DDR Memory Fundamentals: Architecture, Prefetch, and Addressing

Table of Contents

🧠 Why DDR Architecture Matters
#

DDR (Double Data Rate) memory is the performance backbone of modern CPUs, GPUs, SoCs, and FPGA platforms. While external I/O speeds have increased dramatically from SDR to DDR5, internal DRAM core frequencies have scaled much more conservatively.

This gap is bridged through architectural innovations such as Prefetch, Burst Transfers, and Bank Group interleaving, allowing DDR to deliver extreme bandwidth without violating power and signal integrity constraints.

🚀 Evolution of DDR: Speed Through Prefetch
#

The fundamental challenge in DRAM design is balancing I/O bandwidth with core operating frequency. DDR achieves this through progressively wider prefetch architectures.
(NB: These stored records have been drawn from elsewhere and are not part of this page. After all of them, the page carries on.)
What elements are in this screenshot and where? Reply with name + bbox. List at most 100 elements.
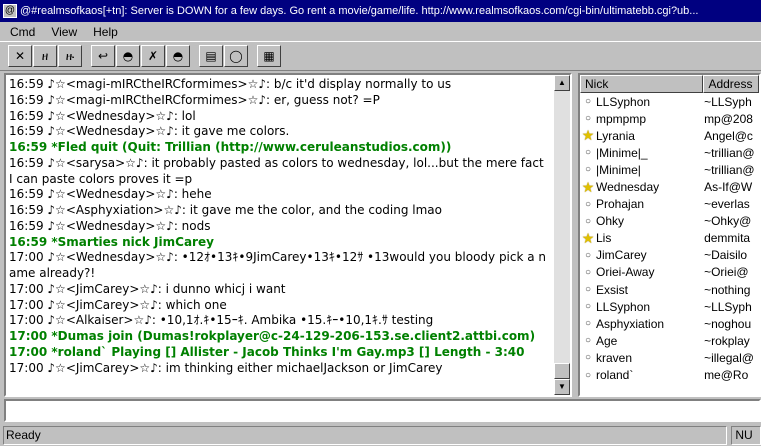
nick-list-item[interactable]: ★ Lis demmita (580, 230, 759, 247)
chat-line: 16:59 ♪☆<Wednesday>☆♪: it gave me colors… (9, 124, 290, 139)
chat-line: 17:00 ♪☆<JimCarey>☆♪: im thinking either… (9, 360, 443, 375)
toolbar-separator (191, 45, 199, 67)
nick-address: ~nothing (704, 282, 751, 297)
nick-list-item[interactable]: ○ |Minime|_ ~trillian@ (580, 144, 759, 161)
nick-name: Age (596, 333, 618, 348)
chat-scrollbar[interactable]: ▲ ▼ (554, 75, 570, 395)
nick-name: Exsist (596, 282, 629, 297)
circle-icon: ○ (584, 113, 592, 125)
nick-name: Wednesday (596, 180, 660, 195)
log-icon[interactable]: ▦ (257, 45, 281, 67)
close-button[interactable]: ✕ (8, 45, 32, 67)
nick-list-item[interactable]: ★ Wednesday As-If@W (580, 178, 759, 195)
chat-line: 17:00 ♪☆<JimCarey>☆♪: i dunno whicj i wa… (9, 281, 286, 296)
nick-address: ~noghou (704, 316, 752, 331)
star-icon: ★ (581, 127, 595, 144)
circle-icon: ○ (584, 215, 592, 227)
nick-address: Angel@c (704, 128, 753, 143)
chat-line: 17:00 ♪☆<Alkaiser>☆♪: •10,1ｵ.ｷ•15ｰｷ. Amb… (9, 313, 434, 328)
nick-address: mp@208 (704, 111, 753, 126)
nick-list-item[interactable]: ○ roland` me@Ro (580, 367, 759, 384)
nick-list-item[interactable]: ○ Asphyxiation ~noghou (580, 315, 759, 332)
nick-address: ~trillian@ (704, 145, 755, 160)
circle-icon: ○ (584, 147, 592, 159)
nick-name: |Minime| (596, 162, 641, 177)
nick-name: Prohajan (596, 197, 645, 212)
circle-icon: ○ (584, 335, 592, 347)
chat-event-line: 17:00 *Dumas join (Dumas!rokplayer@c-24-… (9, 329, 536, 343)
user-list-icon[interactable]: ▤ (199, 45, 223, 67)
status-bar: Ready NU (0, 424, 761, 446)
nick-list-item[interactable]: ○ Ohky ~Ohky@ (580, 213, 759, 230)
return-icon[interactable]: ↩ (91, 45, 115, 67)
title-bar: @ @#realmsofkaos[+tn]: Server is DOWN fo… (0, 0, 761, 22)
nick-name: Oriei-Away (596, 265, 655, 280)
nick-name: mpmpmp (596, 111, 647, 126)
nick-address: ~Ohky@ (704, 214, 752, 229)
helmet-icon[interactable]: ◓ (116, 45, 140, 67)
chat-window[interactable]: 16:59 ♪☆<magi-mIRCtheIRCformimes>☆♪: b/c… (4, 73, 572, 397)
nick-address: ~Daisilo (704, 248, 748, 263)
chat-lines: 16:59 ♪☆<magi-mIRCtheIRCformimes>☆♪: b/c… (6, 75, 554, 395)
num-lock-indicator: NU (731, 425, 761, 445)
nick-list-item[interactable]: ★ Lyrania Angel@c (580, 127, 759, 144)
toolbar-separator (83, 45, 91, 67)
nick-list-item[interactable]: ○ Prohajan ~everlas (580, 196, 759, 213)
users-icon[interactable]: ዘ (33, 45, 57, 67)
nick-list-item[interactable]: ○ Exsist ~nothing (580, 281, 759, 298)
chat-event-line: 16:59 *Smarties nick JimCarey (9, 234, 214, 249)
toolbar: ✕ ዘ ዙ ↩ ◓ ✗ ◓ ▤ ◯ ▦ (0, 41, 761, 71)
status-text: Ready (3, 425, 728, 445)
chat-bubble-icon[interactable]: ◯ (224, 45, 248, 67)
chat-line: 17:00 ♪☆<JimCarey>☆♪: which one (9, 297, 227, 312)
nick-name: Lis (596, 231, 612, 246)
nick-list[interactable]: Nick Address ○ LLSyphon ~LLSyph ○ mpmpmp mp@2… (578, 73, 761, 397)
star-icon: ★ (581, 229, 595, 246)
nick-list-item[interactable]: ○ |Minime| ~trillian@ (580, 161, 759, 178)
nick-list-item[interactable]: ○ kraven ~illegal@ (580, 349, 759, 366)
circle-icon: ○ (584, 318, 592, 330)
nick-list-item[interactable]: ○ Oriei-Away ~Oriei@ (580, 264, 759, 281)
menu-cmd[interactable]: Cmd (0, 25, 43, 39)
nick-address: ~everlas (704, 197, 750, 212)
nick-list-item[interactable]: ○ Age ~rokplay (580, 332, 759, 349)
nick-rows: ○ LLSyphon ~LLSyph ○ mpmpmp mp@208 ★ Lyrania Ang… (580, 93, 759, 384)
address-column-header[interactable]: Address (703, 75, 759, 93)
toolbar-separator (249, 45, 257, 67)
chat-line: 16:59 ♪☆<sarysa>☆♪: it probably pasted a… (9, 155, 544, 186)
nick-list-item[interactable]: ○ LLSyphon ~LLSyph (580, 298, 759, 315)
nick-list-item[interactable]: ○ JimCarey ~Daisilo (580, 247, 759, 264)
nick-name: Asphyxiation (596, 316, 665, 331)
nick-list-item[interactable]: ○ LLSyphon ~LLSyph (580, 93, 759, 110)
nick-name: kraven (596, 350, 633, 365)
scroll-down-icon[interactable]: ▼ (554, 379, 570, 395)
nick-address: ~rokplay (704, 333, 750, 348)
scroll-thumb[interactable] (554, 363, 570, 379)
chat-line: 16:59 ♪☆<magi-mIRCtheIRCformimes>☆♪: b/c… (9, 77, 452, 91)
nick-address: ~illegal@ (704, 350, 754, 365)
scroll-up-icon[interactable]: ▲ (554, 75, 570, 91)
message-input[interactable] (4, 399, 761, 422)
star-icon: ★ (581, 178, 595, 195)
chat-line: 16:59 ♪☆<Asphyxiation>☆♪: it gave me the… (9, 203, 442, 217)
chat-line: 16:59 ♪☆<Wednesday>☆♪: lol (9, 108, 196, 123)
hat-icon[interactable]: ◓ (166, 45, 190, 67)
nick-address: ~Oriei@ (704, 265, 749, 280)
circle-icon: ○ (584, 249, 592, 261)
nick-name: Ohky (596, 214, 625, 229)
menu-help[interactable]: Help (85, 25, 126, 39)
nick-name: roland` (596, 368, 634, 383)
tools-icon[interactable]: ✗ (141, 45, 165, 67)
chat-line: 17:00 ♪☆<Wednesday>☆♪: •12ｵ•13ｷ•9JimCare… (9, 250, 547, 280)
nick-name: |Minime|_ (596, 145, 648, 160)
nick-column-header[interactable]: Nick (580, 75, 704, 93)
nick-list-item[interactable]: ○ mpmpmp mp@208 (580, 110, 759, 127)
nick-address: me@Ro (704, 368, 749, 383)
circle-icon: ○ (584, 96, 592, 108)
menu-view[interactable]: View (43, 25, 85, 39)
nick-address: As-If@W (704, 180, 753, 195)
users-split-icon[interactable]: ዙ (58, 45, 82, 67)
nick-name: Lyrania (596, 128, 635, 143)
chat-line: 16:59 ♪☆<Wednesday>☆♪: nods (9, 218, 211, 233)
app-icon[interactable]: @ (3, 4, 17, 18)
SDR → DDR → DDR3: Prefetch depth increased from 1n → 2n → 4n → 8n
Conceptually: Prefetch creates multiple parallel data paths between the slow DRAM core and fast I/O pins
Each internal access fetches multiple bits that are serialized onto the external bus

Why Prefetch Couldn’t Scale Forever
#

Increasing prefetch beyond 8n would exceed common CPU cache-line sizes, causing wasted transfers and inefficiency.

DDR4 / DDR5 Solution: Bank Groups
#

Instead of increasing prefetch further, DDR4 introduced Bank Groups:

Banks are partitioned into groups
Commands to different groups can overlap
Internal timing constraints are relaxed across groups

This allows higher sustained bandwidth without enlarging the prefetch window.

🏗️ Memory Hierarchy: From Channel to Column
#

DDR memory is organized hierarchically, both logically and physically:

Channel → DIMM → Rank → Chip → Bank → Row / Column

Key Concepts
#

DIMM: The physical memory module
Rank: A set of chips accessed in parallel to form a 64-bit data word
- 1R = single rank
- 2R = dual rank
Chip: Individual DRAM ICs on the module
Bank: Independent 2D memory arrays inside each chip
Row / Column: The fundamental cell matrix inside a bank

Understanding this hierarchy is essential for performance tuning, timing closure, and controller design.

🧭 Addressing Mechanism: Time-Multiplexed Magic
#

A DDR4 device may expose only ~20 address pins, yet it can address gigabytes of memory. This is achieved through time-multiplexed addressing.

Step-by-Step Access Flow
#

Bank Selection
- BG (Bank Group) and BA (Bank Address) select the target bank
Row Address (RAS Phase)
- The row address is sent first
- The entire row (page) is activated into sense amplifiers
- Typical page size ≈ 2 KB
Column Address (CAS Phase)
- Column address is sent later using the same pins
- Selects the exact data within the open row

This reuse of address pins dramatically reduces package complexity.

📦 Burst Length and the “Missing” Column Bits
#

A common point of confusion is column addressing capacity.

If a bank has 10 column bits (2¹⁰ = 1024 columns), why do datasheets often list only 128 addressable columns?

The Answer: Burst Mode
#

Modern DDR always transfers data in bursts, typically BL8.

CA[9:3] (7 bits): Select the 128 column blocks
CA[2:0] (3 bits): Define the burst offset and ordering

The lower column bits are implicit in the burst operation and never explicitly transmitted.

🧩 Key Takeaways for FPGA and System Designers
#

DDR transfers data on both clock edges
High bandwidth comes from prefetch + bank group interleaving
DRAM access always follows ACTIVATE → READ/WRITE → PRECHARGE
Address pins are time-multiplexed, not fully parallel
Efficient memory access depends heavily on row locality

A strong grasp of these fundamentals is critical when configuring DDR controllers, tuning timing parameters, or debugging performance issues on FPGA and SoC platforms.